Наемники вскочили на коней и понеслись по дороге, прочь от Равенсбурга. Сенкевич проводил их взглядом:

– Что ж, и нам пора.

Увесистый мешочек перекочевал из его руки в ладонь горожанина. Тот поклонился и побрел обратно к воротам.

– Не выдаст, чтоб он сдох? – прищурился Клаус.

– Это свой, – успокоил Сенкевич. – Вчера клятву принес. Лошадиный лекарь и крупный мастер наводить порчу на животных. Ну, и нам пора…

Они побрели через лес, к вечеру вышли к южной стороне города. Здесь, под стеной, заранее был устроен подкоп, заваленный сухой травой. Лаз вел к пустырю, заросшему кустарником. Тут стояла неимоверная вонь: место служило помойкой для жителей Равенсбурга. Дождавшись темноты, Сенкевич кивнул Аарону. Мальчишка ловко ввинтился в подкоп, вскоре с обратной стороны донесся его приглушенный голос:

– Все чисто.

Клаус полез вторым, Сенкевич – последним. Отряхнув землю с одежды, все трое неспешно зашагали к ближайшей улочке, на которой стояли кривобокие бедняцкие лачуги.

Сенкевич толкнул дверь одного из домиков, за окном которого теплился огонек свечи.

– Красивый! Вернулся! – на шею ему бросилась Роза.

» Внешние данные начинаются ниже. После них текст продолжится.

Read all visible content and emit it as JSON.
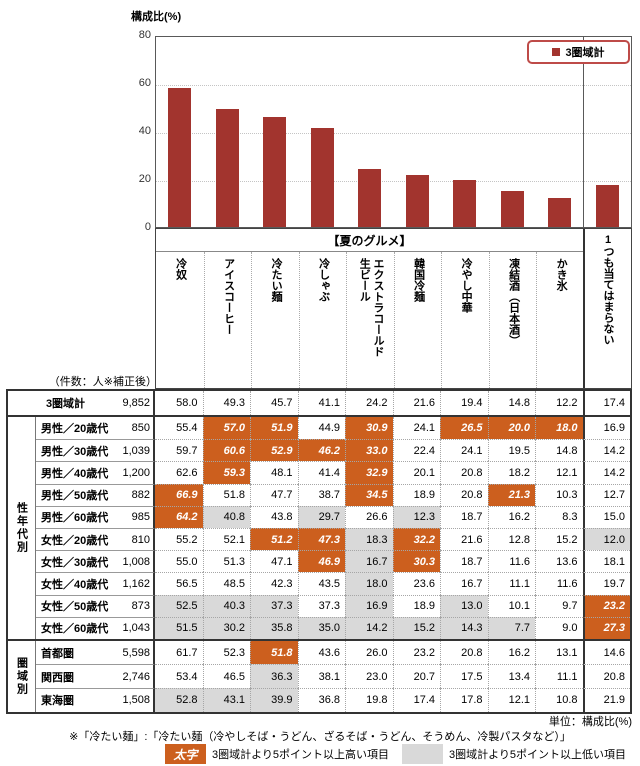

Черные глаза наполнились слезами. Смеясь и плача, девушка обнимала его, как будто они не виделись по меньшей мере год. Аарон с таким же пылом бросился к колбе, в которой сидела его ящерка:

– Брунхильда!

Саламандра весело посверкивала глазками и, казалось, тоже с радостью приветствовала хозяина.

– Любовь, чтоб она сдохла… – Клаус брезгливо поморщился, уселся в угол на охапку соломы.

– Как все прошло, красивый? – Роза не могла оторваться от Сенкевича.

– Отлично. – Он указал на мешки с книгами. – Кажется, я нашел нужное. – Тебе не было страшно здесь?

Цыганка улыбнулась:

– Ты забыл, красивый? Я из кочевого племени, мне нигде не страшно, ни в лесу, ни в степи, ни в старом доме. Лишь бы рядом с тобой…

– Ничего, – улыбнулся Сенкевич, обнимая девушку за талию. – Потерпим одну ночь. Завтра переберемся в более достойное место.

– Мне с тобой везде дворец, красивый…

Между тем в городе поднялся страшный переполох. Ближние, подоспев наконец от дома фон Барнхельма к ратуше и застав там лишь трупы охраны, бросились в погоню во главе со Шпренгером. Отряд нагнал грабителей в лесу, неподалеку от подножия горы Шлосберг. Но люди, наряженные монахами и стражниками, дрались как черти, дали решительный отпор. Потеряв троих ближних, инквизитор приказал отступать в город.

Наутро, услышав новости, Сенкевич остался доволен. Теперь инквизиция будет искать банду за пределами Равенсбурга. Это отвлечет внимание от него и оттянет силы из города. А уж наемники постараются создать громкую славу о своей шайке – они получили приказ грабить деревни, оставляя жителей в живых. Скоро слухи о трех монахах и стражниках расползутся по всему княжеству. Можно спокойно залегать на дно и разбираться в старинных книгах.